While the cost savings from divestments will however not take shape before 2025, costsaving initiatives in the French domestic unit should help with physical networks synergies, Ayvens synergies and staff reduction initiatives at headquarters. This should be accompanied by a recovery in French Retail Banking as rate repricing begins to appear on the assets side and the hedging costs disappear, followed by continued momentum in International Retail Banking, helping the bank to achieve its 2024 guidance of 5% revenue growth, a below-71% C/I ratio and a 25-30bp cost of risk, allowing it to reach the 6% nonambitious ROTE threshold.

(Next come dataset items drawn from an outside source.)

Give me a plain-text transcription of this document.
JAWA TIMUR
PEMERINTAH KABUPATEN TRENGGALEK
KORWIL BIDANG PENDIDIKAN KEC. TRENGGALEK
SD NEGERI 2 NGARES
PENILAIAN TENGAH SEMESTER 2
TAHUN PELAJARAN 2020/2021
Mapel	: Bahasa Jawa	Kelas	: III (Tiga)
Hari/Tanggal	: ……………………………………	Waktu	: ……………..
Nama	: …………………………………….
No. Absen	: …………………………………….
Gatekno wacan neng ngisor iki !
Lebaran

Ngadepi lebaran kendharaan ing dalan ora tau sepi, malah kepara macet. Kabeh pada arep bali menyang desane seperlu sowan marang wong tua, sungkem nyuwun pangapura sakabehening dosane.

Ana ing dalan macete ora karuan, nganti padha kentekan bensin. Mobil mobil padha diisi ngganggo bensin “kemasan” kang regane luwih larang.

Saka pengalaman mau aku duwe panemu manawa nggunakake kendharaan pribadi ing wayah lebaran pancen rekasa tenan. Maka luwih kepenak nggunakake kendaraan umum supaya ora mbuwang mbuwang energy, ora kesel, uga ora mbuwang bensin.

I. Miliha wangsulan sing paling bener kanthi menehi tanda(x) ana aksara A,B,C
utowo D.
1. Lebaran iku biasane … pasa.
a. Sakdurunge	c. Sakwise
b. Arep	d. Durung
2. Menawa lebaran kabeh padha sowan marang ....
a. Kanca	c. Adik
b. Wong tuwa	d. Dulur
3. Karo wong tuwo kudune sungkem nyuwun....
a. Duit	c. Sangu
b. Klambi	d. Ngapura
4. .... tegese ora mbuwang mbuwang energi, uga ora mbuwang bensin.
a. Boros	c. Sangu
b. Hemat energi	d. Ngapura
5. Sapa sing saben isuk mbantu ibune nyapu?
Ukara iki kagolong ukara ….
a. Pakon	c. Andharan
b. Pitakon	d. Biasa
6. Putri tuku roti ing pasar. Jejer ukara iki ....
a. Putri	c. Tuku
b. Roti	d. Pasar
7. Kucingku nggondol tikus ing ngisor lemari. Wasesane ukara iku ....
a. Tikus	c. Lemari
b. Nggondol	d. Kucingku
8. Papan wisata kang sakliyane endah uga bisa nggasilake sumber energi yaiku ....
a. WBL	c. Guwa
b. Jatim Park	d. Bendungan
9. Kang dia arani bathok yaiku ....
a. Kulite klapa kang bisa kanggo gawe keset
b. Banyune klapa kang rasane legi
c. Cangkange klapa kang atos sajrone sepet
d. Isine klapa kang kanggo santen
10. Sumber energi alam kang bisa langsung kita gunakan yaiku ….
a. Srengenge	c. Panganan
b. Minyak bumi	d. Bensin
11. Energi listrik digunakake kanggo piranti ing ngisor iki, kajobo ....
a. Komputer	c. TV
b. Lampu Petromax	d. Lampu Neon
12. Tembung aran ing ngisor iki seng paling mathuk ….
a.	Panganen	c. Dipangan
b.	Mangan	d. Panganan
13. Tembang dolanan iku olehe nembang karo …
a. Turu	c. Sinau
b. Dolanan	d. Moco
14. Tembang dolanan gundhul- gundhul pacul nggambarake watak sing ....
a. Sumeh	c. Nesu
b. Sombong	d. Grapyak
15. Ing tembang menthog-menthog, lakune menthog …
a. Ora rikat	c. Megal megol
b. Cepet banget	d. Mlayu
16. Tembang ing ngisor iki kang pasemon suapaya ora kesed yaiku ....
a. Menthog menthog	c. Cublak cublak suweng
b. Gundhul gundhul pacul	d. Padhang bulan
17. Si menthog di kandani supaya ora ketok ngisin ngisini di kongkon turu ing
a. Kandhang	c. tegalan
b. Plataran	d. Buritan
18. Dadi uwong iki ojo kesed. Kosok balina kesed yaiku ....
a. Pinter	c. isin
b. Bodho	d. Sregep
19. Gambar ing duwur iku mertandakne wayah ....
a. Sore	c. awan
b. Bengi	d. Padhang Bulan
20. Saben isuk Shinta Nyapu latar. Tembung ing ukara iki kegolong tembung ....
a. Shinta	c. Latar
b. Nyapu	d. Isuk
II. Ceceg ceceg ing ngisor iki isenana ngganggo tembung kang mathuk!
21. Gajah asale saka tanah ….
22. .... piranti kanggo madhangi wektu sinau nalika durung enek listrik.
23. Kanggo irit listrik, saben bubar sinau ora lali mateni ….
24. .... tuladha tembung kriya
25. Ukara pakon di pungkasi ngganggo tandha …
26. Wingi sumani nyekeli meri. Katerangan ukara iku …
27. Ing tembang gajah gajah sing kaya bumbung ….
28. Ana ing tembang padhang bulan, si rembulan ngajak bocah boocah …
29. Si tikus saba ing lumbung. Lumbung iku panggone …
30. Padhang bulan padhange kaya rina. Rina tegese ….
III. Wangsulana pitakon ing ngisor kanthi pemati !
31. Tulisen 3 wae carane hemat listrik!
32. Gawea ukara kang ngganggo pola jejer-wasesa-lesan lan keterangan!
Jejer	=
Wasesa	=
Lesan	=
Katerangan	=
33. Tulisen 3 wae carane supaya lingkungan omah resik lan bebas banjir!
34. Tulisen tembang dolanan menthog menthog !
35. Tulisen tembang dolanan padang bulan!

2024-26: good potential for an all-weather recovery
The recovery should really have legs by 2025-26. We expect this recovery to be sustained in any market environment, as French Retail Banking is less sensitive than other European peers’ operations to uncertainties surrounding interest rates given the structure of the French Banking market while CEE economies’ central banks are already pivoting thereby boosting the International Retail Banking division’s volume growth prospects. Ayvens' woes should also disappear given that surprise inflation in the cost of services was the main factor behind the decrease in its leasing margin. Any unforeseen deterioration in the macroeconomic environment should be caught by SG’s most successful volatility hedge: its global markets division. We project the equities business to stabilize or grow in 2024-25 depending on the return of market volatility.

Valuation: a cheap call option with a 2026 maturity 
SG’s deeply-discounted valuation with a 0.3x P/B, a low for the sector, shows that the valuation gap remains for now and that investors are looking at SG’s current share price as a call option on the success of its painful strategic plan with a 2026 maturity. The strike price has been set very low by SG’s new management and we believe the margin for disappointment is now minimal, especially given the group’s low business sensitivity to the current interest rates environment and the situations of the different group divisions. The potential recovery in earnings momentum in the coming quarters will show whether this call option has a good chance to land in-the-money or not. We would go for it.